Dr. Anvar recommends to limit baths to no more than three times per week for no longer than five minutes. Keep water temperature lukewarm and add bath oil. He also advises not use washcloths as they can break down the skin. After the bath, he advises not to not towel dry using swift motions. “Instead, softly pat dry and apply moisturizer immediately after bathing and reapply four times each day, ” adds Dr. Anvar.
Be mindful of everyday risks
In addition to bathing, Dr. Anvar says other risks for bedsores exist that caregivers should be aware of. “Improper lifting and turning are two of the most common causes of skin tears, which lead to pressure injuries. You can avoid them by using sheets to help shift the body’s position,” he adds. Furthermore, he states skin-on-skin contact also leaves one vulnerable to tears. “Making sure the elderly or infirmed person wears long sleeves and stockings can reduce such incidents,” Dr. Anvar says.

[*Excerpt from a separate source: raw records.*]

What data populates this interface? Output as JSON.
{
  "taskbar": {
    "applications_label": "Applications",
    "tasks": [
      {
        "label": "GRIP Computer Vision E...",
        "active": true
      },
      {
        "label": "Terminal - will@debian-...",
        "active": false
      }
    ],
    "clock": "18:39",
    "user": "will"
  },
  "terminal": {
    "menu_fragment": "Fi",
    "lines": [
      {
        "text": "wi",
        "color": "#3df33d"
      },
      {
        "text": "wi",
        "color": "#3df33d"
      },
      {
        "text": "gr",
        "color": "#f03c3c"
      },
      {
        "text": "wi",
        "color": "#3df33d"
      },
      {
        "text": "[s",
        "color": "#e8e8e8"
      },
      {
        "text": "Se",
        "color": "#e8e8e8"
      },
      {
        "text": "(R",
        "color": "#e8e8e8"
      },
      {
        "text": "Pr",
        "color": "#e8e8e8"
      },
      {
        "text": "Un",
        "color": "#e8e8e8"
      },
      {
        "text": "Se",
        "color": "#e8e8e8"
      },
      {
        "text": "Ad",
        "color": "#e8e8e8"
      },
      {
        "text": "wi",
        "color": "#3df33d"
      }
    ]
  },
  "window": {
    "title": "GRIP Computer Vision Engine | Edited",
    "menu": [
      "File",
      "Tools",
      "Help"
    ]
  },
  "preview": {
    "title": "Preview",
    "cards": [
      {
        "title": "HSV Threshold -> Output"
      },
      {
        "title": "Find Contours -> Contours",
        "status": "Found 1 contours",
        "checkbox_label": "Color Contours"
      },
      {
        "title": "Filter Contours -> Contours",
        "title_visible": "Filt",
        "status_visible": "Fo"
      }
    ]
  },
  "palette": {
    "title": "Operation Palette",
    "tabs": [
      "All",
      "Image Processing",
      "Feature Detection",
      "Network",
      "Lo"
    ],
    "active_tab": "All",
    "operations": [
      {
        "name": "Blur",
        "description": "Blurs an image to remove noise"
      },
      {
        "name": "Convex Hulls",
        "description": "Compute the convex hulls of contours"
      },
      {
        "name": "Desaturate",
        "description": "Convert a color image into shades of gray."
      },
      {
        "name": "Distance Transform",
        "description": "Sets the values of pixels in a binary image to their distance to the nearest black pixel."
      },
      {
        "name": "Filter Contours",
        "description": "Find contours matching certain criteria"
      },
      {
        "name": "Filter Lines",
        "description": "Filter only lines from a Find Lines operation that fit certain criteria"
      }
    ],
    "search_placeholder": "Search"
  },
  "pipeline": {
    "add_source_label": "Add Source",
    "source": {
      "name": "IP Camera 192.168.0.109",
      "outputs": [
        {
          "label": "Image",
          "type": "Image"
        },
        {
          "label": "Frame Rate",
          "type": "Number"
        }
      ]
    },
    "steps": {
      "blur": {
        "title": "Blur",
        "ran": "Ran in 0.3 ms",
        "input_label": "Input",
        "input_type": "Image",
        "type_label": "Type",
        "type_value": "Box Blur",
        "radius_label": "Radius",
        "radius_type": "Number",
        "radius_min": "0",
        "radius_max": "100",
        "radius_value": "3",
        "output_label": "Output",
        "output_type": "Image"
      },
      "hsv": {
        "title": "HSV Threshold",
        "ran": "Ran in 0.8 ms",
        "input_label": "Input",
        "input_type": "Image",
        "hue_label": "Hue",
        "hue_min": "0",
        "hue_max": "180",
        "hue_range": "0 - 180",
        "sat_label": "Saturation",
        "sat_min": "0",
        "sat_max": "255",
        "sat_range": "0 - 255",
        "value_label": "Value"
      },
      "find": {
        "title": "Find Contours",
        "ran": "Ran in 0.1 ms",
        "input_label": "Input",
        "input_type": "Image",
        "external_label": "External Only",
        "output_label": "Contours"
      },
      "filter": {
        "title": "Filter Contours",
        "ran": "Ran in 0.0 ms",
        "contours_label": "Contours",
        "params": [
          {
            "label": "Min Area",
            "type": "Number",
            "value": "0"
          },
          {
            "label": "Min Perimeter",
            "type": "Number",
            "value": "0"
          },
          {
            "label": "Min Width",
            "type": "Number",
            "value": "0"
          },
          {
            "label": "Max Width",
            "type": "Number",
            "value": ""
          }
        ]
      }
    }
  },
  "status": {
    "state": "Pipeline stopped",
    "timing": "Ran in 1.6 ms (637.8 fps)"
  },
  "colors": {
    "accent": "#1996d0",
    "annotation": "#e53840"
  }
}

How to respond to a bedsore wound
If a wound does develop, do not use hydrogen peroxide or Dakin’s Solution as these products kill healthy tissue and impede the healing process. Instead, Dr. Anvar says to use normal saline to clean wounds, measure wounds weekly to track progress, use proper recommended dressings, and check wounds daily. “Make sure wounds are not covered with stool or moisture,” he continues. “Make sure that patients are regularly eating nutritionally sound meals. Also, limit their stationary time—whether in lying in bed or sitting in a chair/wheelchair—to 30 minute intervals.”
When to seek medical attention for bedsores
Caregivers and home health care providers need to be mindful of noticing any changes. “Upon initial diagnosis, pictures should be taken. It is important to notify the agency nurse when the bedsore or ulcer has worsened,” says Dr. Berry. “At that time, the nurse can order appropriate wound care consultation with the wound care department of affiliated hospital. Most bedsores can be managed outpatient, including wound care consulting. However, when a person develops fever or the bedsore develops an odor, the caregiver should notify the nurse as the patient might have worsened to the point of requiring hospital evaluation in the emergency department.”